In Lewiston, refugees became champions

How good…no, not how good…how crushingly dominant was the 2015 Lewiston High School boys soccer team? Consider this: Going into the playoffs, the Blue Devils had outscored their opponents by a combined score of 100 to 7. They won, as Amy Bass puts it, by baseball scores. Even more impressive, the team wasn’t trying to humiliate its rivals. “The first starters would get pulled when they were up by five points or more,” Bass told us in an interview. “So you had these remarkable soccer players who were playing 30, 35 minutes a game. Then the second line and the third line went in.”

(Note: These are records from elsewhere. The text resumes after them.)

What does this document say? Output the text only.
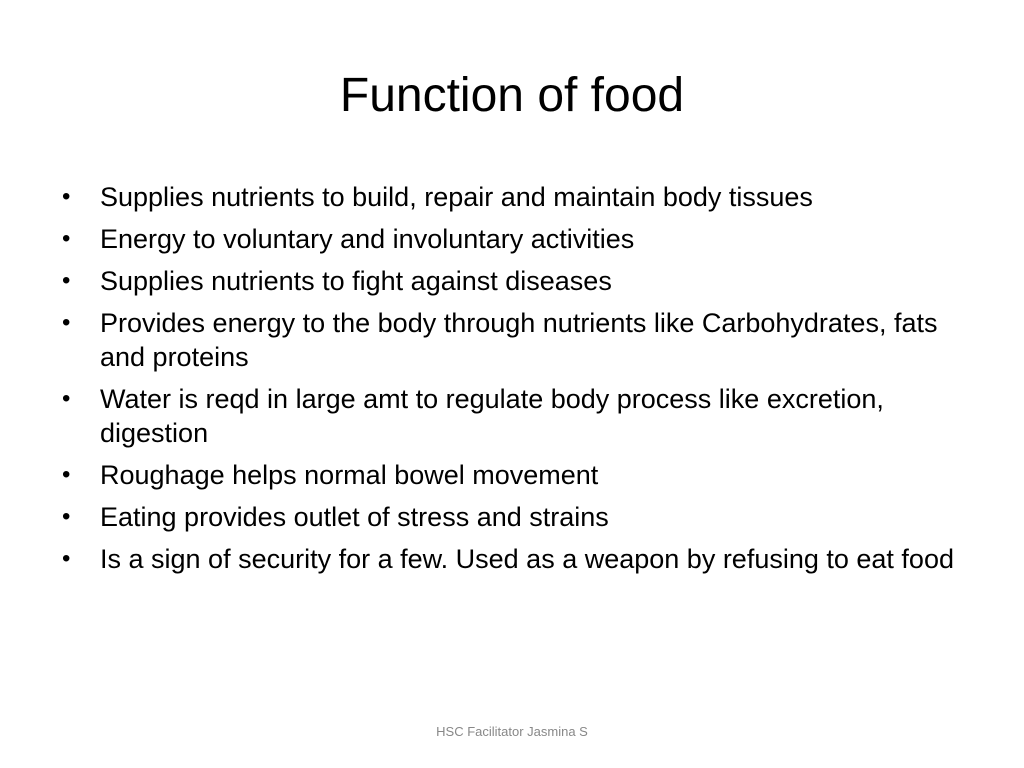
Function of food
•	Supplies nutrients to build, repair and maintain body tissues
•	Energy to voluntary and involuntary activities
•	Supplies nutrients to fight against diseases
•	Provides energy to the body through nutrients like Carbohydrates, fats and proteins
•	Water is reqd in large amt to regulate body process like excretion, digestion
•	Roughage helps normal bowel movement
•	Eating provides outlet of stress and strains
•	Is a sign of security for a few. Used as a weapon by refusing to eat food
HSC Facilitator Jasmina S
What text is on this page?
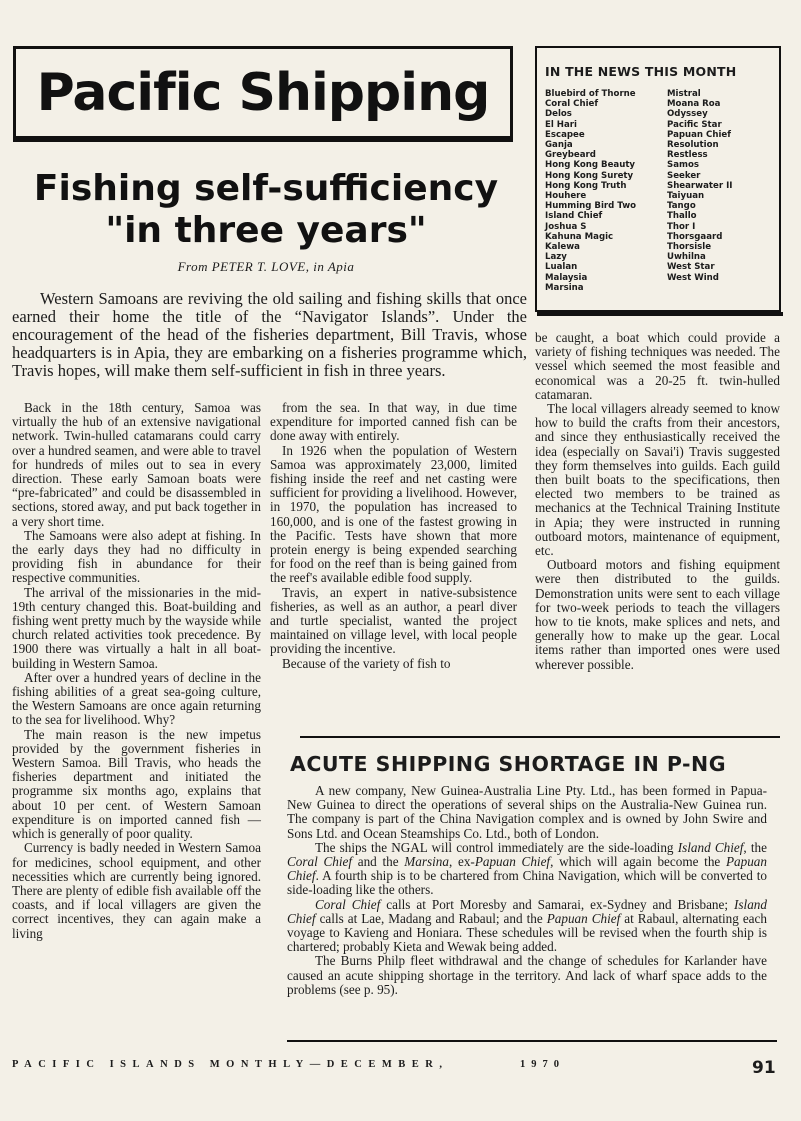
Pacific Shipping
Fishing self-sufficiency
"in three years"
From PETER T. LOVE, in Apia

Western Samoans are reviving the old sailing and fishing skills that once earned their home the title of the “Navigator Islands”. Under the encouragement of the head of the fisheries department, Bill Travis, whose headquarters is in Apia, they are embarking on a fisheries programme which, Travis hopes, will make them self-sufficient in fish in three years.

Back in the 18th century, Samoa was virtually the hub of an extensive navigational network. Twin-hulled catamarans could carry over a hundred seamen, and were able to travel for hundreds of miles out to sea in every direction. These early Samoan boats were “pre-fabricated” and could be disassembled in sections, stored away, and put back together in a very short time.

The Samoans were also adept at fishing. In the early days they had no difficulty in providing fish in abundance for their respective communities.

The arrival of the missionaries in the mid-19th century changed this. Boat-building and fishing went pretty much by the wayside while church related activities took precedence. By 1900 there was virtually a halt in all boat-building in Western Samoa.

After over a hundred years of decline in the fishing abilities of a great sea-going culture, the Western Samoans are once again returning to the sea for livelihood. Why?

The main reason is the new impetus provided by the government fisheries in Western Samoa. Bill Travis, who heads the fisheries department and initiated the programme six months ago, explains that about 10 per cent. of Western Samoan expenditure is on imported canned fish —which is generally of poor quality.

Currency is badly needed in Western Samoa for medicines, school equipment, and other necessities which are currently being ignored. There are plenty of edible fish available off the coasts, and if local villagers are given the correct incentives, they can again make a living

from the sea. In that way, in due time expenditure for imported canned fish can be done away with entirely.

In 1926 when the population of Western Samoa was approximately 23,000, limited fishing inside the reef and net casting were sufficient for providing a livelihood. However, in 1970, the population has increased to 160,000, and is one of the fastest growing in the Pacific. Tests have shown that more protein energy is being expended searching for food on the reef than is being gained from the reef's available edible food supply.

Travis, an expert in native-subsistence fisheries, as well as an author, a pearl diver and turtle specialist, wanted the project maintained on village level, with local people providing the incentive.

Because of the variety of fish to

IN THE NEWS THIS MONTH
Bluebird of Thorne
Coral Chief
Delos
El Hari
Escapee
Ganja
Greybeard
Hong Kong Beauty
Hong Kong Surety
Hong Kong Truth
Houhere
Humming Bird Two
Island Chief
Joshua S
Kahuna Magic
Kalewa
Lazy
Lualan
Malaysia
Marsina
Mistral
Moana Roa
Odyssey
Pacific Star
Papuan Chief
Resolution
Restless
Samos
Seeker
Shearwater II
Taiyuan
Tango
Thallo
Thor I
Thorsgaard
Thorsisle
Uwhilna
West Star
West Wind

be caught, a boat which could provide a variety of fishing techniques was needed. The vessel which seemed the most feasible and economical was a 20-25 ft. twin-hulled catamaran.

The local villagers already seemed to know how to build the crafts from their ancestors, and since they enthusiastically received the idea (especially on Savai'i) Travis suggested they form themselves into guilds. Each guild then built boats to the specifications, then elected two members to be trained as mechanics at the Technical Training Institute in Apia; they were instructed in running outboard motors, maintenance of equipment, etc.

Outboard motors and fishing equipment were then distributed to the guilds. Demonstration units were sent to each village for two-week periods to teach the villagers how to tie knots, make splices and nets, and generally how to make up the gear. Local items rather than imported ones were used wherever possible.

ACUTE SHIPPING SHORTAGE IN P-NG

A new company, New Guinea-Australia Line Pty. Ltd., has been formed in Papua-New Guinea to direct the operations of several ships on the Australia-New Guinea run. The company is part of the China Navigation complex and is owned by John Swire and Sons Ltd. and Ocean Steamships Co. Ltd., both of London.

The ships the NGAL will control immediately are the side-loading Island Chief, the Coral Chief and the Marsina, ex-Papuan Chief, which will again become the Papuan Chief. A fourth ship is to be chartered from China Navigation, which will be converted to side-loading like the others.

Coral Chief calls at Port Moresby and Samarai, ex-Sydney and Brisbane; Island Chief calls at Lae, Madang and Rabaul; and the Papuan Chief at Rabaul, alternating each voyage to Kavieng and Honiara. These schedules will be revised when the fourth ship is chartered; probably Kieta and Wewak being added.

The Burns Philp fleet withdrawal and the change of schedules for Karlander have caused an acute shipping shortage in the territory. And lack of wharf space adds to the problems (see p. 95).

PACIFIC ISLANDS MONTHLY—DECEMBER,	1970	91
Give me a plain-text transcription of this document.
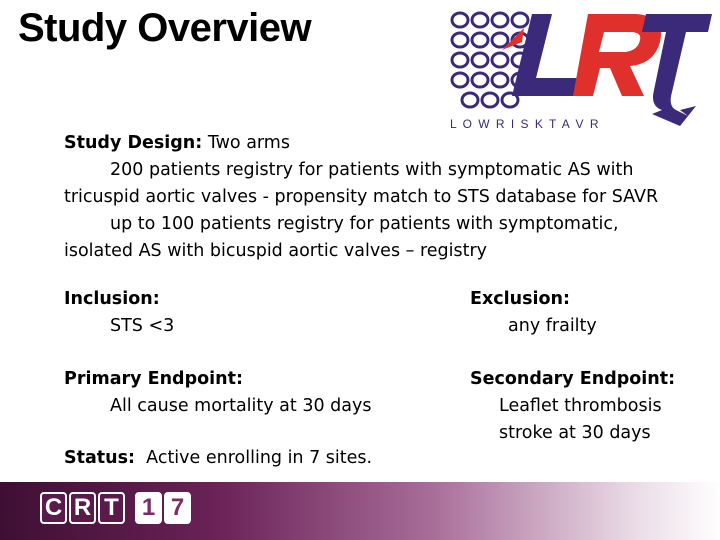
Study Overview
L O W R I S K T A V R
Study Design: Two arms
200 patients registry for patients with symptomatic AS with
tricuspid aortic valves - propensity match to STS database for SAVR
up to 100 patients registry for patients with symptomatic,
isolated AS with bicuspid aortic valves – registry
Inclusion:
STS <3
Exclusion:
any frailty
Primary Endpoint:
All cause mortality at 30 days
Secondary Endpoint:
Leaflet thrombosis
stroke at 30 days
Status:  Active enrolling in 7 sites.
C R T 1 7
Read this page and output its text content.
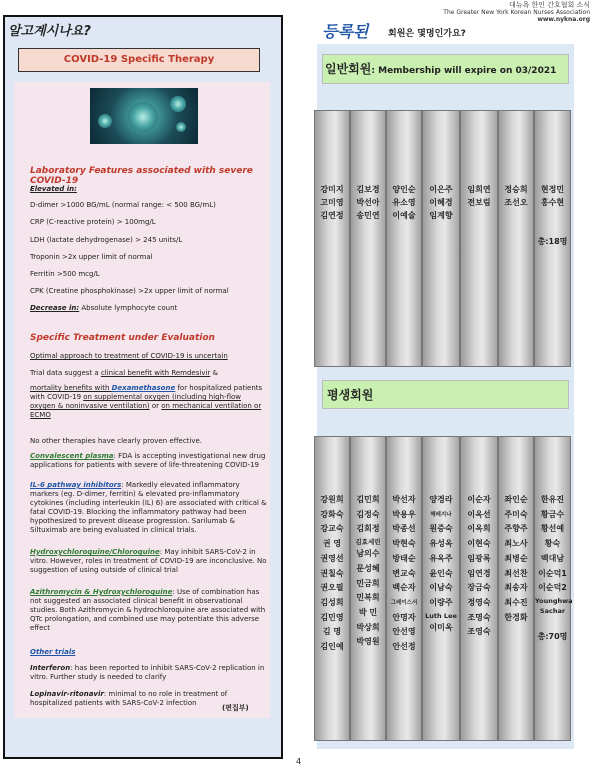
대뉴욕 한인 간호협회 소식
The Greater New York Korean Nurses Association
www.nykna.org
알고계시나요?
COVID-19 Specific Therapy
Laboratory Features associated with severe COVID-19
Elevated in:
D-dimer >1000 BG/mL (normal range: < 500 BG/mL)
CRP (C-reactive protein) > 100mg/L
LDH (lactate dehydrogenase) > 245 units/L
Troponin >2x upper limit of normal
Ferritin >500 mcg/L
CPK (Creatine phosphokinase) >2x upper limit of normal
Decrease in: Absolute lymphocyte count
Specific Treatment under Evaluation
Optimal approach to treatment of COVID-19 is uncertain
Trial data suggest a clinical benefit with Remdesivir &
mortality benefits with Dexamethasone for hospitalized patients with COVID-19 on supplemental oxygen (including high-flow oxygen & noninvasive ventilation) or on mechanical ventilation or ECMO
No other therapies have clearly proven effective.
Convalescent plasma: FDA is accepting investigational new drug applications for patients with severe of life-threatening COVID-19
IL-6 pathway inhibitors: Markedly elevated inflammatory markers (eg. D-dimer, ferritin) & elevated pro-inflammatory cytokines (including interleukin (IL) 6) are associated with critical & fatal COVID-19. Blocking the inflammatory pathway had been hypothesized to prevent disease progression. Sarilumab & Siltuximab are being evaluated in clinical trials.
Hydroxychloroquine/Chloroquine: May inhibit SARS-CoV-2 in vitro. However, roles in treatment of COVID-19 are inconclusive. No suggestion of using outside of clinical trial
Azithromycin & Hydroxychloroquine: Use of combination has not suggested an associated clinical benefit in observational studies. Both Azithromycin & hydrochloroquine are associated with QTc prolongation, and combined use may potentiate this adverse effect
Other trials
Interferon: has been reported to inhibit SARS-CoV-2 replication in vitro. Further study is needed to clarify
Lopinavir-ritonavir: minimal to no role in treatment of hospitalized patients with SARS-CoV-2 infection
(편집부)
등록된 회원은 몇명인가요?
일반회원: Membership will expire on 03/2021
강미지
고미영
김연정
김보경
박선아
송민연
양인순
유소영
이예술
이은주
이혜경
임계향
임희연
전보림
정승희
조선오
현정민
홍수현
총:18명
평생회원
강원희
강화숙
강교숙
권 영
권영선
권칠숙
권오필
김성희
김민영
김 명
김인예
김민희
김정숙
김회정
김효세린
남의수
문성혜
민금희
민복희
박 민
박상희
박영원
박선자
박용우
박종선
박현숙
방태순
변교숙
백순자
그레이스서
안명자
안선영
안선정
양경라
헤레지나
원증숙
유성옥
유옥주
윤인숙
이남숙
이량주
Luth Lee
이미옥
이순자
이옥선
이옥희
이현숙
임광록
임연경
장금숙
정영숙
조명숙
조영숙
좌인순
주미숙
주향주
최노사
최병순
최선찬
최송자
최수진
한경화
한유진
황금수
황선예
황숙
백대남
이순덕1
이순덕2
Younghwa
Sachar
총:70명
4
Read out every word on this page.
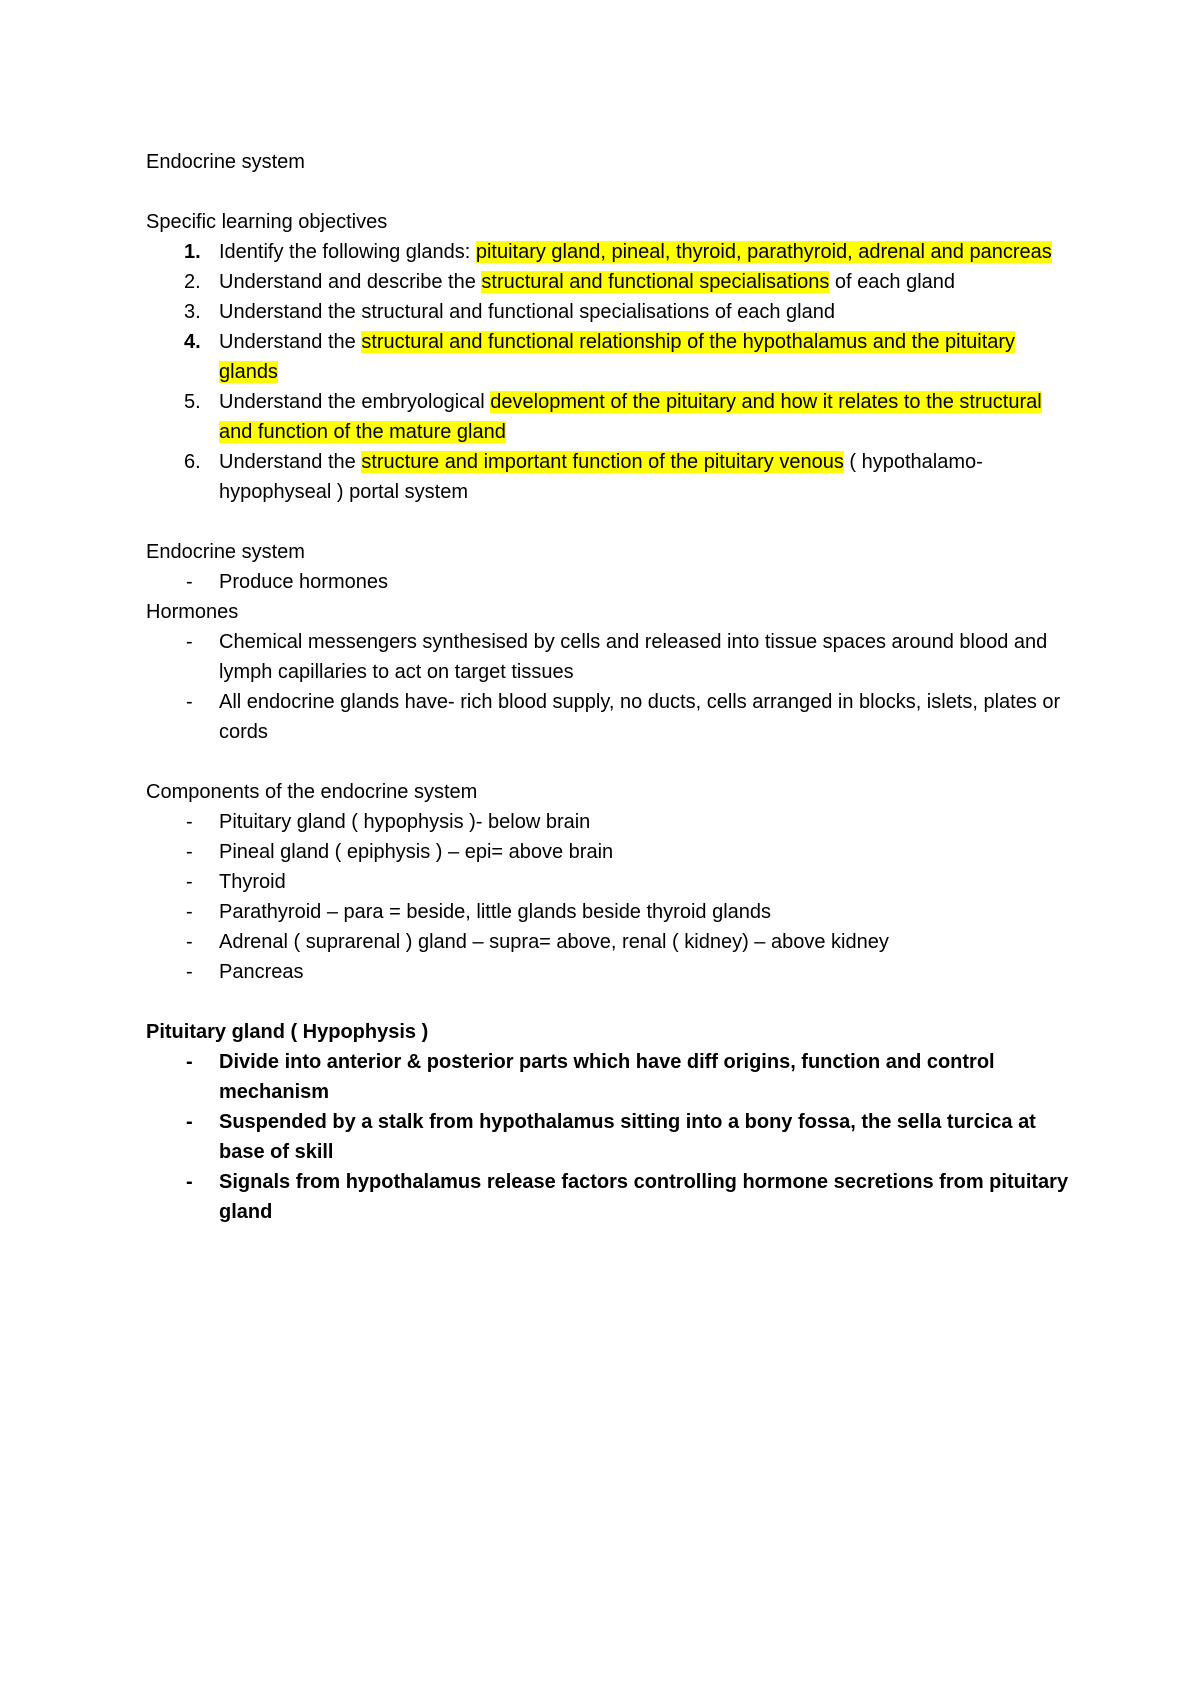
Endocrine system

Specific learning objectives

1. Identify the following glands: pituitary gland, pineal, thyroid, parathyroid, adrenal and pancreas
2. Understand and describe the structural and functional specialisations of each gland
3. Understand the structural and functional specialisations of each gland
4. Understand the structural and functional relationship of the hypothalamus and the pituitary glands
5. Understand the embryological development of the pituitary and how it relates to the structural and function of the mature gland
6. Understand the structure and important function of the pituitary venous ( hypothalamo-hypophyseal ) portal system

Endocrine system

-	Produce hormones

Hormones

-	Chemical messengers synthesised by cells and released into tissue spaces around blood and lymph capillaries to act on target tissues
-	All endocrine glands have- rich blood supply, no ducts, cells arranged in blocks, islets, plates or cords

Components of the endocrine system

-	Pituitary gland ( hypophysis )- below brain
-	Pineal gland ( epiphysis ) – epi= above brain
-	Thyroid
-	Parathyroid – para = beside, little glands beside thyroid glands
-	Adrenal ( suprarenal ) gland – supra= above, renal ( kidney) – above kidney
-	Pancreas

Pituitary gland ( Hypophysis )

-	Divide into anterior & posterior parts which have diff origins, function and control mechanism
-	Suspended by a stalk from hypothalamus sitting into a bony fossa, the sella turcica at base of skill
-	Signals from hypothalamus release factors controlling hormone secretions from pituitary gland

That squad, the best in Maine that year and one of the best in the United States, is the subject of Bass’s new book, “One Goal: A Coach, a Team, and the Game That Brought a Divided Town Together.” The excellence of the players is just part of the story. The rest is even richer: how a team composed mainly of Somali refugees overcame prejudice on the streets of Lewiston and on high school soccer fields all over Maine, thanks in part to an inspiring and empathetic coach, to unite a city that had not always welcomed the players’ families.

Bass graduated from Bates College in Lewiston, but not until she wrote this book did she really discover the heartbeat of the community. At a time when the bonds of affection are strained in towns and cities across America, the story offers both hope and inspiration. “When you need to start a conversation,” she says, “starting with a soccer game is not a bad way to begin.”